2 Die Zweitrevisionswerberin stellte am 21. April 2015 einen Antrag auf internationalen Schutz. Das Bundesamt für Fremdenwesen und Asyl wies diesen Antrag mit Bescheid vom 3. Dezember 2015 hinsichtlich der Zuerkennung des Status der Asylberechtigten ab, erkannte ihr jedoch den Status der subsidiär Schutzberechtigten zu und erteilte ihr eine befristete Aufenthaltsberechtigung. Gegen die Nichtzuerkennung des Status der Asylberechtigten erhob die Zweitrevisionswerberin Beschwerde an das Bundesverwaltungsgericht.
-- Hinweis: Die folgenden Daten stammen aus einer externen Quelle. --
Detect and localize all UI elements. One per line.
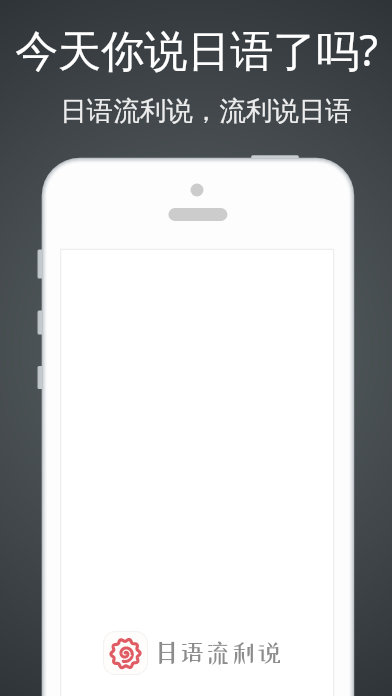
staticText: 今天你说日语了吗? <box>15 20 378 79</box>
staticText: 日语流利说，流利说日语 <box>60 94 352 127</box>
staticText: 日语流利说 <box>154 640 283 665</box>
button[interactable]: 日语流利说 <box>103 631 283 675</box>
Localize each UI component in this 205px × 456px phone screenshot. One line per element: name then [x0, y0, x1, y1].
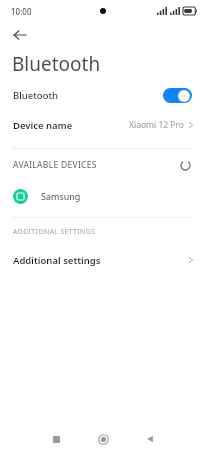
button[interactable]: Bluetooth toggle [163, 88, 192, 103]
staticText: 10:00 [11, 6, 32, 17]
button[interactable]: Additional settings [0, 246, 205, 274]
staticText: Xiaomi 12 Pro [129, 119, 184, 131]
staticText: Additional settings [13, 254, 101, 267]
staticText: Bluetooth [12, 51, 101, 77]
staticText: Bluetooth [13, 89, 59, 102]
button[interactable]: Back [7, 22, 33, 48]
button[interactable]: Home [90, 426, 116, 452]
button[interactable]: Back [137, 426, 163, 452]
button[interactable]: Samsung [0, 181, 205, 211]
button[interactable]: Bluetooth [0, 80, 205, 110]
staticText: AVAILABLE DEVICES [13, 159, 97, 171]
staticText: Device name [13, 119, 73, 132]
button[interactable]: Device name [0, 110, 205, 140]
button[interactable]: Scanning [176, 156, 194, 174]
staticText: ADDITIONAL SETTINGS [13, 227, 96, 237]
button[interactable]: Recent apps [43, 426, 69, 452]
staticText: Samsung [41, 190, 81, 202]
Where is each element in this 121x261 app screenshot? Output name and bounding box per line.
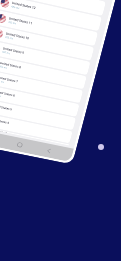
button[interactable]: United States 9	[0, 40, 91, 75]
staticText: 420 ms	[5, 35, 14, 40]
staticText: 486 ms	[11, 5, 20, 10]
button[interactable]: United States 12	[0, 0, 102, 31]
button[interactable]: United States 14	[3, 0, 110, 1]
button[interactable]: United States 10	[0, 25, 94, 61]
staticText: 354 ms	[0, 65, 8, 70]
staticText: 453 ms	[8, 20, 17, 26]
button[interactable]: United States 13	[0, 0, 106, 16]
staticText: 288 ms	[0, 93, 2, 98]
staticText: United States 10	[5, 32, 29, 40]
staticText: United States 6	[0, 90, 15, 98]
button[interactable]: Back	[42, 144, 56, 157]
staticText: 387 ms	[2, 50, 11, 55]
staticText: 321 ms	[0, 79, 5, 84]
button[interactable]: Home	[13, 138, 27, 152]
button[interactable]: United States 5	[0, 98, 76, 130]
button[interactable]: United States 6	[0, 84, 80, 117]
staticText: United States 4	[0, 117, 10, 125]
staticText: United States 12	[12, 1, 36, 10]
button[interactable]: United States 11	[0, 10, 98, 46]
button[interactable]: United States 3	[0, 125, 69, 146]
button[interactable]: United States 7	[0, 69, 83, 103]
button[interactable]: United States 4	[0, 111, 73, 144]
staticText: United States 3	[0, 128, 7, 133]
staticText: United States 8	[0, 61, 22, 69]
staticText: United States 5	[0, 103, 12, 111]
staticText: United States 9	[2, 46, 25, 55]
staticText: United States 11	[8, 16, 33, 25]
button[interactable]: United States 8	[0, 55, 87, 89]
staticText: United States 7	[0, 75, 18, 84]
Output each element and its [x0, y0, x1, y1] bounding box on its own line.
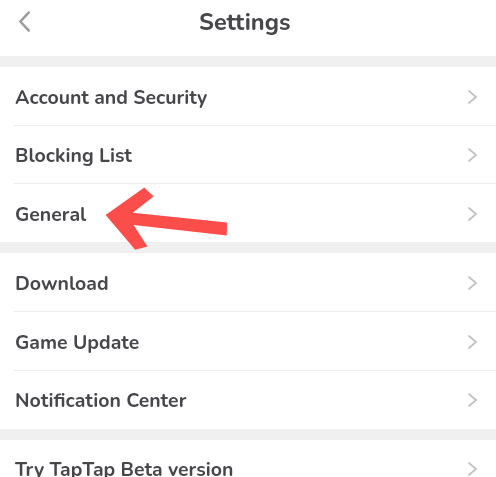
button[interactable]: Try TapTap Beta version [0, 439, 496, 477]
button[interactable]: Blocking List [0, 125, 496, 184]
staticText: Download [15, 270, 109, 296]
button[interactable]: Download [0, 253, 496, 312]
button[interactable]: Account and Security [0, 67, 496, 126]
button[interactable]: Game Update [0, 312, 496, 371]
button[interactable]: General [0, 184, 496, 243]
staticText: Settings [199, 6, 291, 38]
button[interactable]: Back [2, 0, 48, 42]
staticText: Try TapTap Beta version [15, 456, 234, 477]
button[interactable]: Notification Center [0, 370, 496, 429]
staticText: General [15, 201, 87, 227]
staticText: Blocking List [15, 142, 132, 168]
staticText: Notification Center [15, 387, 187, 413]
staticText: Game Update [15, 329, 140, 355]
staticText: Account and Security [15, 84, 208, 110]
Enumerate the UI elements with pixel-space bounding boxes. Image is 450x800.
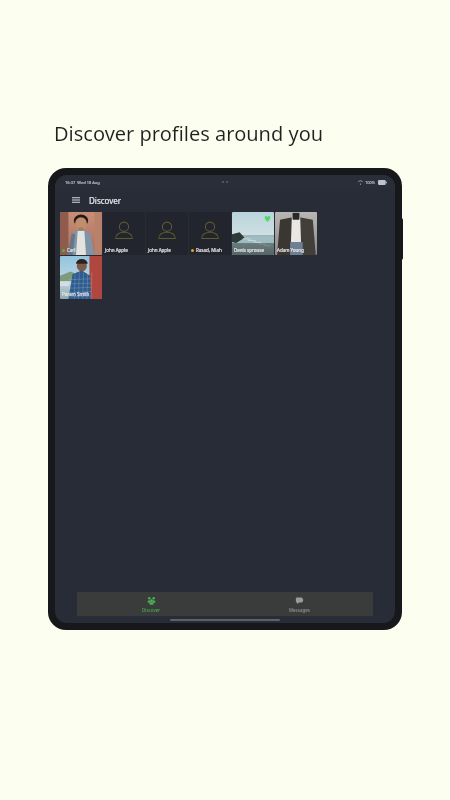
button[interactable]: John Apple [103,212,145,255]
button[interactable]: Carl [60,212,102,255]
staticText: Discover [89,195,122,206]
button[interactable]: Open navigation menu [69,193,83,207]
staticText: Discover profiles around you [54,120,324,147]
button[interactable]: Param Smith [60,256,102,299]
button[interactable]: John Apple [146,212,188,255]
button[interactable]: Rasad, Miah [189,212,231,255]
staticText: John Apple [105,247,128,253]
button[interactable]: Messages [225,592,373,616]
staticText: Discover [142,607,161,613]
staticText: Param Smith [62,291,90,297]
button[interactable]: Discover [77,592,225,616]
staticText: Adam Young [277,247,304,253]
staticText: Rasad, Miah [196,247,222,253]
button[interactable]: Adam Young [275,212,317,255]
staticText: 100% [365,180,376,185]
staticText: John Apple [148,247,171,253]
staticText: 16:37 Wed 18 Aug [65,180,100,185]
staticText: Carl [67,247,76,253]
staticText: Denis sprouse [234,247,264,253]
button[interactable]: Denis sprouse [232,212,274,255]
staticText: Messages [289,607,310,613]
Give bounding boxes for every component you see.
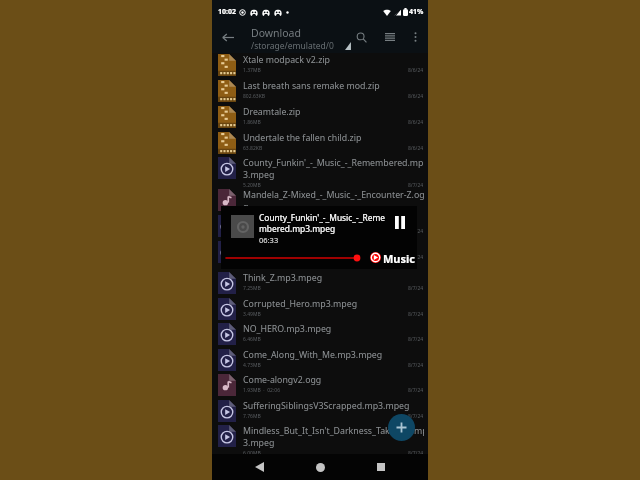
staticText: SufferingSiblingsV3Scrapped.mp3.mpeg — [243, 400, 410, 412]
button[interactable]: Home — [306, 454, 334, 480]
staticText: Mandela_Z-Mixed_-_Music_-_Encounter-Z.og — [243, 189, 424, 201]
button[interactable]: Last breath sans remake mod.zip — [212, 79, 428, 105]
button[interactable]: Megalo_Strike_Back.mp3.mpeg — [212, 240, 428, 271]
staticText: /storage/emulated/0 — [251, 40, 334, 52]
staticText: 4.81MB — [243, 228, 261, 235]
button[interactable]: Xtale modpack v2.zip — [212, 53, 428, 79]
staticText: County_Funkin'_-_Music_-_Reme — [259, 212, 385, 223]
staticText: 41% — [409, 7, 424, 17]
button[interactable]: Sort — [379, 26, 401, 48]
staticText: County_Funkin'_-_Music_-_Remembered.mp — [243, 157, 424, 169]
staticText: 1.93MB · 02:06 — [243, 387, 281, 394]
staticText: 8/7/24 — [408, 228, 424, 235]
staticText: 8/6/24 — [408, 93, 424, 100]
button[interactable]: County_Funkin'_-_Music_-_Remembered.mp — [212, 156, 428, 188]
staticText: Megalo_Strike_Back.mp3.mpeg — [243, 241, 373, 253]
staticText: 8/6/24 — [408, 145, 424, 152]
staticText: g — [243, 201, 249, 213]
staticText: 6.00MB — [243, 450, 261, 455]
staticText: 8/7/24 — [408, 336, 424, 343]
staticText: 3.mpeg — [243, 169, 275, 181]
staticText: 3.mpeg — [243, 437, 275, 449]
button[interactable]: Undertale the fallen child.zip — [212, 131, 428, 156]
button[interactable]: Add — [388, 414, 415, 441]
button[interactable]: Corrupted_Hero.mp3.mpeg — [212, 297, 428, 322]
button[interactable]: Recents — [367, 454, 395, 480]
button[interactable]: NO_HERO.mp3.mpeg — [212, 322, 428, 348]
staticText: 8/7/24 — [408, 285, 424, 292]
staticText: Corrupted_Hero.mp3.mpeg — [243, 298, 358, 310]
staticText: Disbelief_Papyrus.mp3.mpeg — [243, 215, 364, 227]
button[interactable]: County_Funkin'_-_Music_-_Reme — [221, 206, 417, 269]
button[interactable]: Come-alongv2.ogg — [212, 373, 428, 399]
staticText: Come-alongv2.ogg — [243, 374, 322, 386]
staticText: 3.49MB — [243, 311, 261, 318]
button[interactable]: More options — [405, 27, 425, 47]
staticText: 8/7/24 — [408, 254, 424, 261]
staticText: 8/7/24 — [408, 362, 424, 369]
staticText: 4.73MB — [243, 362, 261, 369]
staticText: 6.46MB — [243, 336, 261, 343]
staticText: Dreamtale.zip — [243, 106, 301, 118]
button[interactable]: Disbelief_Papyrus.mp3.mpeg — [212, 214, 428, 240]
staticText: Xtale modpack v2.zip — [243, 54, 330, 66]
button[interactable]: Mindless_But_It_Isn't_Darkness_Takeover.… — [212, 424, 428, 455]
staticText: 8/7/24 — [408, 450, 424, 455]
staticText: Think_Z.mp3.mpeg — [243, 272, 323, 284]
staticText: 8/7/24 — [408, 413, 424, 420]
staticText: Download — [251, 26, 301, 40]
staticText: 5.20MB — [243, 182, 261, 188]
staticText: 802.63KB — [243, 93, 265, 100]
staticText: mbered.mp3.mpeg — [259, 223, 336, 234]
staticText: Last breath sans remake mod.zip — [243, 80, 380, 92]
staticText: Come_Along_With_Me.mp3.mpeg — [243, 349, 383, 361]
button[interactable]: Back — [212, 21, 244, 53]
staticText: Mindless_But_It_Isn't_Darkness_Takeover.… — [243, 425, 424, 437]
staticText: Music — [383, 251, 416, 263]
button[interactable]: Dreamtale.zip — [212, 105, 428, 131]
staticText: 63.82KB — [243, 145, 263, 152]
staticText: 8/6/24 — [408, 67, 424, 74]
button[interactable]: Come_Along_With_Me.mp3.mpeg — [212, 348, 428, 373]
staticText: 7.76MB — [243, 413, 261, 420]
staticText: 8/7/24 — [408, 387, 424, 394]
button[interactable]: SufferingSiblingsV3Scrapped.mp3.mpeg — [212, 399, 428, 424]
staticText: 5.12MB — [243, 254, 261, 261]
button[interactable]: Back — [245, 454, 273, 480]
staticText: 06:33 — [259, 235, 279, 245]
staticText: 7.25MB — [243, 285, 261, 292]
staticText: 1.86MB — [243, 119, 261, 126]
staticText: 8/7/24 — [408, 182, 424, 188]
button[interactable]: Search — [350, 26, 372, 48]
staticText: 10:02 — [218, 7, 236, 17]
staticText: Undertale the fallen child.zip — [243, 132, 362, 144]
staticText: 8/6/24 — [408, 119, 424, 126]
button[interactable]: Think_Z.mp3.mpeg — [212, 271, 428, 297]
staticText: 8/7/24 — [408, 311, 424, 318]
button[interactable]: Pause — [389, 211, 411, 233]
staticText: NO_HERO.mp3.mpeg — [243, 323, 332, 335]
button[interactable]: Mandela_Z-Mixed_-_Music_-_Encounter-Z.og — [212, 188, 428, 214]
staticText: 1.37MB — [243, 67, 261, 74]
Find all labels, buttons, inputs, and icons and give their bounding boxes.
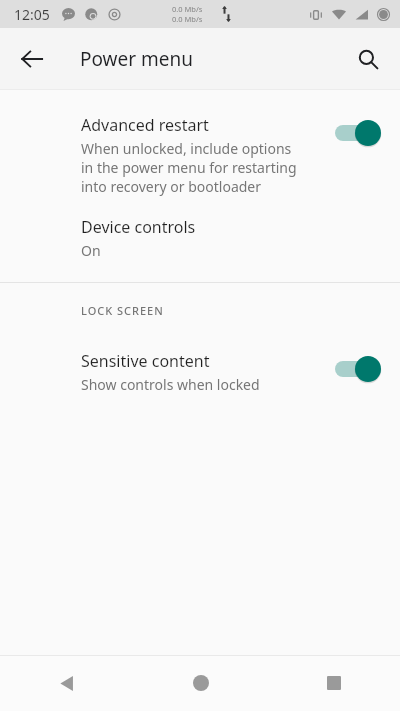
button[interactable]: Search <box>344 35 392 83</box>
button[interactable]: Advanced restart toggle <box>332 118 384 148</box>
staticText: LOCK SCREEN <box>81 303 164 318</box>
staticText: 12:05 <box>14 5 50 24</box>
button[interactable]: Sensitive content <box>0 340 400 404</box>
staticText: When unlocked, include options in the po… <box>81 139 297 196</box>
staticText: On <box>81 241 101 260</box>
button[interactable]: Home <box>134 655 267 711</box>
staticText: Advanced restart <box>81 114 209 136</box>
staticText: Show controls when locked <box>81 375 260 394</box>
staticText: 0.0 Mb/s <box>172 14 203 24</box>
staticText: 0.0 Mb/s <box>172 4 203 14</box>
button[interactable]: Sensitive content toggle <box>332 354 384 384</box>
button[interactable]: Advanced restart <box>0 104 400 206</box>
button[interactable]: Device controls <box>0 206 400 270</box>
staticText: Sensitive content <box>81 350 210 372</box>
button[interactable]: Back <box>0 655 134 711</box>
staticText: Power menu <box>80 46 194 72</box>
button[interactable]: Recent apps <box>267 655 400 711</box>
button[interactable]: Back <box>8 35 56 83</box>
staticText: Device controls <box>81 216 196 238</box>
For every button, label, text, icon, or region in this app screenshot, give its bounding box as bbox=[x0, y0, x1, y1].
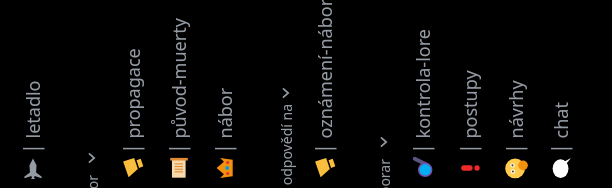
button[interactable]: │ propagace bbox=[110, 0, 156, 188]
staticText: │ oznámení-nábor bbox=[313, 0, 338, 154]
staticText: komunikator bbox=[83, 175, 102, 188]
button[interactable]: kolaborar bbox=[369, 0, 399, 188]
staticText: │ kontrola-lore bbox=[411, 29, 436, 154]
button[interactable]: │ chat bbox=[538, 0, 584, 188]
staticText: kolaborar bbox=[375, 159, 394, 188]
button[interactable]: │ nábor bbox=[202, 0, 248, 188]
button[interactable]: │ letadlo bbox=[10, 0, 56, 188]
staticText: │ letadlo bbox=[21, 80, 46, 154]
staticText: │ původ-muerty bbox=[167, 18, 192, 154]
staticText: Diskuze otázek a odpovědí na nábor bbox=[277, 104, 296, 188]
staticText: │ propagace bbox=[121, 48, 146, 154]
button[interactable]: │ původ-muerty bbox=[156, 0, 202, 188]
button[interactable]: │ oznámení-nábor bbox=[302, 0, 348, 188]
button[interactable]: │ kontrola-lore bbox=[400, 0, 446, 188]
staticText: │ návrhy bbox=[504, 80, 529, 154]
button[interactable]: │ návrhy bbox=[493, 0, 539, 188]
staticText: │ postupy bbox=[458, 70, 483, 154]
staticText: │ nábor bbox=[213, 87, 238, 154]
button[interactable]: │ postupy bbox=[447, 0, 493, 188]
button[interactable]: Diskuze otázek a odpovědí na nábor bbox=[271, 0, 301, 188]
button[interactable]: komunikator bbox=[77, 0, 107, 188]
staticText: │ chat bbox=[549, 102, 574, 154]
3 Die am 3. März 2017 in Österreich geborene Erstrevisionswerberin stellte - vertreten durch ihre Mutter - am 14. März 2017 einen Antrag auf internationalen Schutz. Darin führte sie aus, keine eigenen Asylgründe bzw. Rückkehrbefürchtungen zu haben; der Antrag beziehe sich ausschließlich auf die Fluchtgründe der Eltern. Das Bundesamt für Fremdenwesen und Asyl wies diesen Antrag mit Bescheid vom 30. März 2017 hinsichtlich der Zuerkennung des Status der Asylberechtigten ab, erkannte ihr jedoch den Status der subsidiär Schutzberechtigten zu und erteilte ihr eine befristete Aufenthaltsberechtigung.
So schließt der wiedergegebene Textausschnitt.